This post has 13 photos Feb 10, 2015Comments (5)721 views
Just as the market is once again graced with higher resolution cameras, so too is the Internet awash with salivating consumers desperate to lap them up. Surely having a 50-megapixel camera will make them all much better photographers than they were 44 megapixels ago? The extra resolution must be the push they needed to take them from mediocrity to greatness. 

Well, were it only so. Alas, quite simply, no. Perhaps we all need a rational counterbalance to the frenzy. It never ceases to amaze me how many comments are left on review sites by amateur photographers desperate to acquire the latest gadget, believing that the latest gadget is the Holy Grail they were looking for. Give it a few months; a new grail will be along.
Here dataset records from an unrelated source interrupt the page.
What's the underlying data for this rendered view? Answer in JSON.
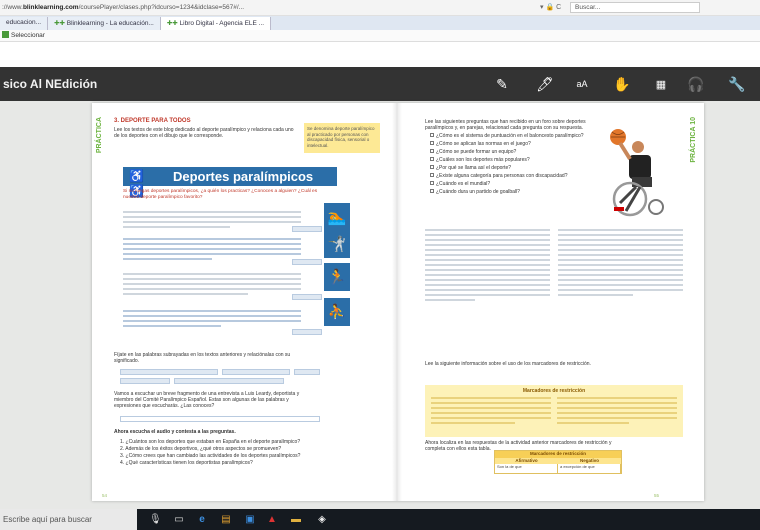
{
  "browser": {
    "url_prefix": "://www.",
    "url_domain": "blinklearning.com",
    "url_rest": "/coursePlayer/clases.php?idcurso=1234&idclase=567#/...",
    "search_label": "Buscar...",
    "tabs": [
      {
        "label": "educacion..."
      },
      {
        "label": "Blinklearning - La educación..."
      },
      {
        "label": "Libro Digital - Agencia ELE ..."
      }
    ],
    "favorites_label": "Seleccionar"
  },
  "app": {
    "title": "sico Al NEdición",
    "tools": [
      {
        "icon": "pencil-icon"
      },
      {
        "icon": "marker-icon"
      },
      {
        "icon": "text-size-icon",
        "label": "aA"
      },
      {
        "icon": "hand-icon"
      },
      {
        "icon": "grid-icon"
      },
      {
        "icon": "audio-icon"
      },
      {
        "icon": "wrench-icon"
      }
    ]
  },
  "book": {
    "left": {
      "side_tag": "PRÁCTICA",
      "section_title": "3. DEPORTE PARA TODOS",
      "intro": "Lee los textos de este blog dedicado al deporte paralímpico y relaciona cada uno de los deportes con el dibujo que le corresponde.",
      "note": "Se denomina deporte paralímpico al practicado por personas con discapacidad física, sensorial o intelectual.",
      "banner_title": "Deportes paralímpicos",
      "banner_subtitle": "Si no juegas deportes paralímpicos, ¿a quién los practicas? ¿Conoces a alguien? ¿Cuál es nuestro deporte paralímpico favorito?",
      "q4": "Fíjate en las palabras subrayadas en los textos anteriores y relaciónalas con su significado.",
      "q5": "Vamos a escuchar un breve fragmento de una entrevista a Luis Leardy, deportista y miembro del Comité Paralímpico Español. Estas son algunas de las palabras y expresiones que escucharás. ¿Las conoces?",
      "q6": "Ahora escucha el audio y contesta a las preguntas.",
      "questions": [
        "1. ¿Cuántos son los deportes que estaban en España en el deporte paralímpico?",
        "2. Además de los éxitos deportivos, ¿qué otros aspectos se promueven?",
        "3. ¿Cómo crees que han cambiado las actividades de los deportes paralímpicos?",
        "4. ¿Qué características tienen los deportistas paralímpicos?"
      ],
      "page_number": "54"
    },
    "right": {
      "side_tag": "PRÁCTICA 10",
      "q1": "Lee las siguientes preguntas que han recibido en un foro sobre deportes paralímpicos y, en parejas, relacionad cada pregunta con su respuesta.",
      "checklist": [
        "¿Cómo es el sistema de puntuación en el baloncesto paralímpico?",
        "¿Cómo se aplican las normas en el juego?",
        "¿Cómo se puede formar un equipo?",
        "¿Cuáles son los deportes más populares?",
        "¿Por qué se llama así el deporte?",
        "¿Existe alguna categoría para personas con discapacidad?",
        "¿Cuándo es el mundial?",
        "¿Cuándo dura un partido de goalball?"
      ],
      "q2": "Lee la siguiente información sobre el uso de los marcadores de restricción.",
      "box_title": "Marcadores de restricción",
      "q3": "Ahora localiza en las respuestas de la actividad anterior marcadores de restricción y completa con ellos esta tabla.",
      "table_title": "Marcadores de restricción",
      "table_cols": [
        "Afirmativo",
        "Negativo"
      ],
      "table_row": [
        "Son la de que",
        "a excepción de que"
      ],
      "page_number": "55"
    }
  },
  "taskbar": {
    "search_placeholder": "Escribe aquí para buscar",
    "icons": [
      "microphone-icon",
      "task-view-icon",
      "edge-icon",
      "explorer-icon",
      "store-icon",
      "acrobat-icon",
      "folder-icon",
      "app-icon"
    ]
  }
}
There is no doubt that many professionals benefit from high-resolution devices. And limiting our definition of professionals to just photographers may incur an entirely valid rebuke from astronauts, defence contractors, medical technologists and the clandestine services. There are many instances when more resolution is better.

But for the vast majority of us, we have to wonder what we will do with all that extra resolution.  Do we have the patience to execute the appropriate shot discipline to make use of those extra pixels? Did we have that discipline at 24 and 36MP? Are we doing critical work that demands medium format levels of resolution? I wonder how many new exponents of these 50MP cameras will think carefully about their composition, while ensuring they have a tripod and the finest glass to make use of all those pixels.
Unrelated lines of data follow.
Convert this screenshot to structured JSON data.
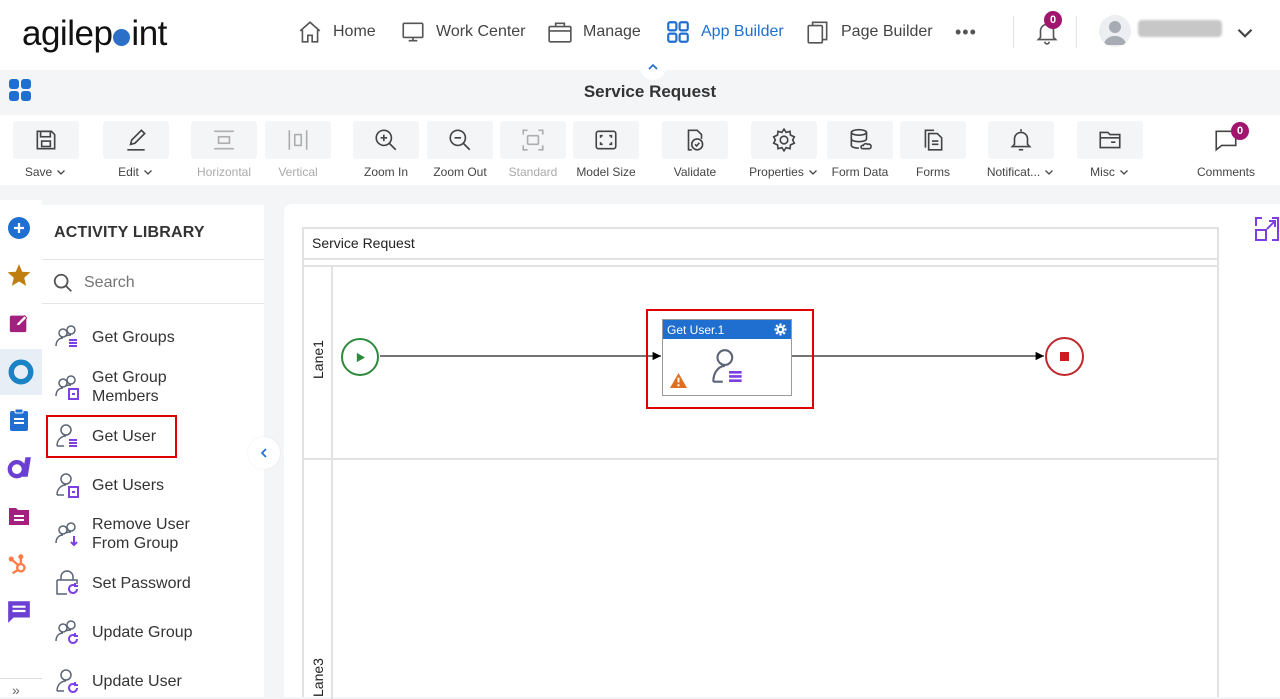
{
  "brand": {
    "logo_text_left": "agilep",
    "logo_text_right": "int"
  },
  "topnav": {
    "items": [
      {
        "label": "Home",
        "icon": "home-icon"
      },
      {
        "label": "Work Center",
        "icon": "monitor-icon"
      },
      {
        "label": "Manage",
        "icon": "briefcase-icon"
      },
      {
        "label": "App Builder",
        "icon": "grid-icon",
        "active": true
      },
      {
        "label": "Page Builder",
        "icon": "pages-icon"
      }
    ],
    "more_label": "•••",
    "notifications_count": "0"
  },
  "titlebar": {
    "title": "Service Request"
  },
  "toolbar": {
    "buttons": [
      {
        "label": "Save",
        "dropdown": true,
        "enabled": true
      },
      {
        "label": "Edit",
        "dropdown": true,
        "enabled": true
      },
      {
        "label": "Horizontal",
        "enabled": false
      },
      {
        "label": "Vertical",
        "enabled": false
      },
      {
        "label": "Zoom In",
        "enabled": true
      },
      {
        "label": "Zoom Out",
        "enabled": true
      },
      {
        "label": "Standard",
        "enabled": false
      },
      {
        "label": "Model Size",
        "enabled": true
      },
      {
        "label": "Validate",
        "enabled": true
      },
      {
        "label": "Properties",
        "dropdown": true,
        "enabled": true
      },
      {
        "label": "Form Data",
        "enabled": true
      },
      {
        "label": "Forms",
        "enabled": true
      },
      {
        "label": "Notificat...",
        "dropdown": true,
        "enabled": true
      },
      {
        "label": "Misc",
        "dropdown": true,
        "enabled": true
      },
      {
        "label": "Comments",
        "enabled": true,
        "count": "0"
      }
    ]
  },
  "library": {
    "title": "ACTIVITY LIBRARY",
    "search_placeholder": "Search",
    "items": [
      {
        "label": "Get Groups"
      },
      {
        "label": "Get Group Members"
      },
      {
        "label": "Get User",
        "highlighted": true
      },
      {
        "label": "Get Users"
      },
      {
        "label": "Remove User From Group"
      },
      {
        "label": "Set Password"
      },
      {
        "label": "Update Group"
      },
      {
        "label": "Update User"
      }
    ]
  },
  "leftrail": {
    "icons": [
      "add-icon",
      "favorites-star-icon",
      "edit-form-icon",
      "agilepoint-circle-icon",
      "clipboard-icon",
      "salesforce-a-icon",
      "folder-doc-icon",
      "hubspot-icon",
      "chat-icon"
    ],
    "expand_label": "»"
  },
  "canvas": {
    "pool_title": "Service Request",
    "lanes": [
      "Lane1",
      "Lane3"
    ],
    "task": {
      "title": "Get User.1",
      "has_warning": true
    },
    "colors": {
      "task_header": "#1f6fd1",
      "start": "#2e8b3e",
      "end": "#c0282b",
      "highlight": "#e00000",
      "warning": "#e07020"
    }
  }
}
And there’s the other consideration; the extra infrastructure you’ll need, especially the lenses capable of using such resolution. I suspect many people balk at the cost of the lenses appropriate to such resolution, to say nothing of the cameras themselves. Extra batteries and perhaps new screen protectors for the rear LCD; more lenses will probably mean more filters, perhaps more cleaning aids, etc. It just goes on.
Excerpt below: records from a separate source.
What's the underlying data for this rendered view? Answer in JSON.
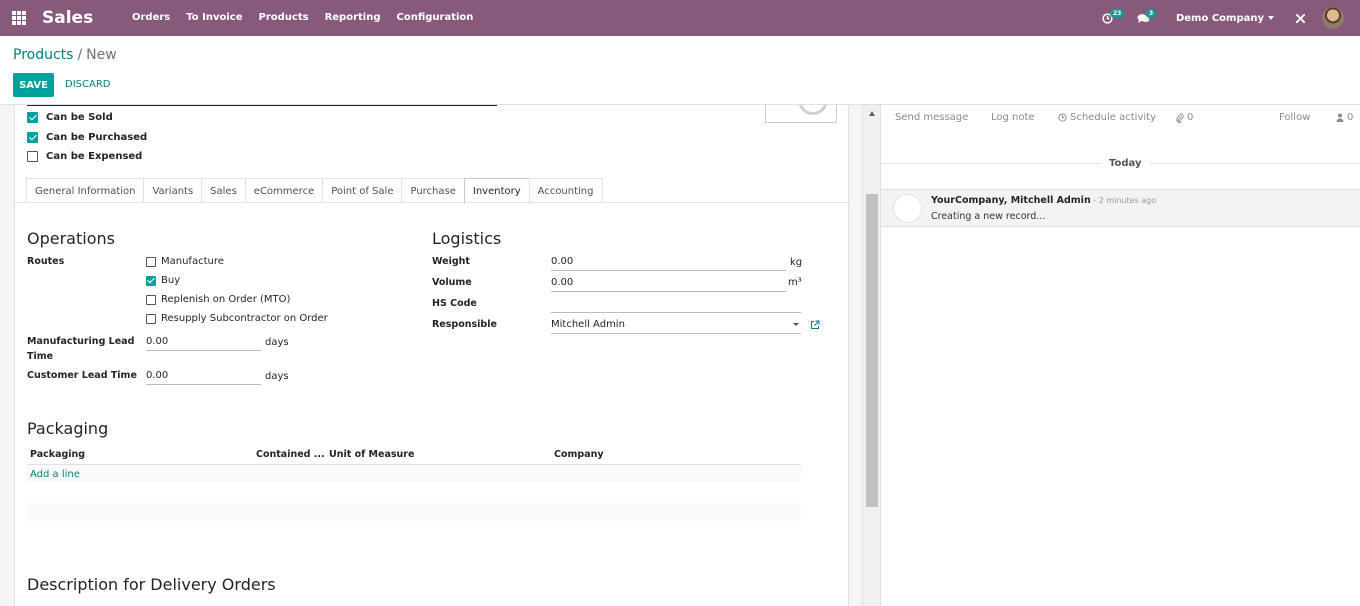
{
  "navbar": {
    "app_name": "Sales",
    "menu": [
      "Orders",
      "To Invoice",
      "Products",
      "Reporting",
      "Configuration"
    ],
    "activity_count": "23",
    "message_count": "3",
    "company": "Demo Company",
    "colors": {
      "navbar": "#875A7B",
      "accent": "#00A09D"
    }
  },
  "breadcrumb": {
    "parent": "Products",
    "separator": "/",
    "current": "New"
  },
  "buttons": {
    "save": "SAVE",
    "discard": "DISCARD"
  },
  "product_flags": [
    {
      "label": "Can be Sold",
      "checked": true
    },
    {
      "label": "Can be Purchased",
      "checked": true
    },
    {
      "label": "Can be Expensed",
      "checked": false
    }
  ],
  "tabs": [
    {
      "label": "General Information",
      "active": false
    },
    {
      "label": "Variants",
      "active": false
    },
    {
      "label": "Sales",
      "active": false
    },
    {
      "label": "eCommerce",
      "active": false
    },
    {
      "label": "Point of Sale",
      "active": false
    },
    {
      "label": "Purchase",
      "active": false
    },
    {
      "label": "Inventory",
      "active": true
    },
    {
      "label": "Accounting",
      "active": false
    }
  ],
  "operations": {
    "title": "Operations",
    "routes_label": "Routes",
    "routes": [
      {
        "label": "Manufacture",
        "checked": false
      },
      {
        "label": "Buy",
        "checked": true
      },
      {
        "label": "Replenish on Order (MTO)",
        "checked": false
      },
      {
        "label": "Resupply Subcontractor on Order",
        "checked": false
      }
    ],
    "mfg_lead_label_1": "Manufacturing Lead",
    "mfg_lead_label_2": "Time",
    "mfg_lead_value": "0.00",
    "customer_lead_label": "Customer Lead Time",
    "customer_lead_value": "0.00",
    "days_unit": "days"
  },
  "logistics": {
    "title": "Logistics",
    "weight_label": "Weight",
    "weight_value": "0.00",
    "weight_unit": "kg",
    "volume_label": "Volume",
    "volume_value": "0.00",
    "volume_unit": "m³",
    "hs_code_label": "HS Code",
    "hs_code_value": "",
    "responsible_label": "Responsible",
    "responsible_value": "Mitchell Admin"
  },
  "packaging": {
    "title": "Packaging",
    "columns": [
      "Packaging",
      "Contained ...",
      "Unit of Measure",
      "Company"
    ],
    "add_line": "Add a line"
  },
  "description_title": "Description for Delivery Orders",
  "chatter": {
    "send_message": "Send message",
    "log_note": "Log note",
    "schedule_activity": "Schedule activity",
    "attachments_count": "0",
    "follow": "Follow",
    "followers_count": "0",
    "today": "Today",
    "message": {
      "author": "YourCompany, Mitchell Admin",
      "time": " - 2 minutes ago",
      "body": "Creating a new record..."
    }
  }
}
Camera manufacturers are very good at making us feel insecure. Their marketing material has carefully selected verbiage and phraseology to evoke a sense of awe and promote the superiority of their product. They know that when we take the bait, we will eventually reason that we’ll need more gear to go with it, especially big, expensive glass. And unfortunately, many people act on this insecurity to feel better about themselves and in relation to others. I personally know of one guy who loves having the latest camera, but knows very little about how to take a decent photograph. He’ll take one simple portrait shot a hundred times going through every conceivable setting on his expensive gear without a decent result by the end of it. He’s all about the gadgets and he believes it makes him authentic and credible in the eyes of his friends. Sad, really.

Conversely, a colleague of mine just recently purchased her first DSLR, second hand on eBay. A perfectly capable machine, she’s absolutely thrilled with it, but wonders if she needs to buy more gear and lenses to compliment it. The self-doubt is slowing creeping up on her. I told her just to get a decent camera bag to carry it and keep it safe; her kit lens will cover 99% of everything she will shoot (which is mostly her little girl scurrying about).

There’s a reason that I used the 44MP figure in the first paragraph. All the shots on this page were taken with a mere 6MP camera (50 minus 6).  They may not be great photos but could I really have made better images with more megapixels? I doubt it. I'm perfectly happy with them as they are. 

Think about why you need to upgrade. Is it really for the benefit of your photography? Or because you think your peers, many of whom are internet strangers, will be impressed? Does your eye frame better shots when you have a 50MP device in your hand compared to 20MP or 6MP? Will you understand form and geometry, or appreciate juxtaposition of colour with more megapixels?

I doubt it, and I say this in all humility, because having seen some of the preview examples of shots put out by other review sites recently it’s clear to me that they appreciate the gadget more than the art. Supposedly ‘leaders’ in the review sector, many of their images had no imagination, no clear composition, poor exposure and processing. There are a few exceptions, of course, (Photography Life, for example ), but only a few. The vast majority, and again just my humble opinion, only fuel the mediocre output but with ever more megapixels to help them.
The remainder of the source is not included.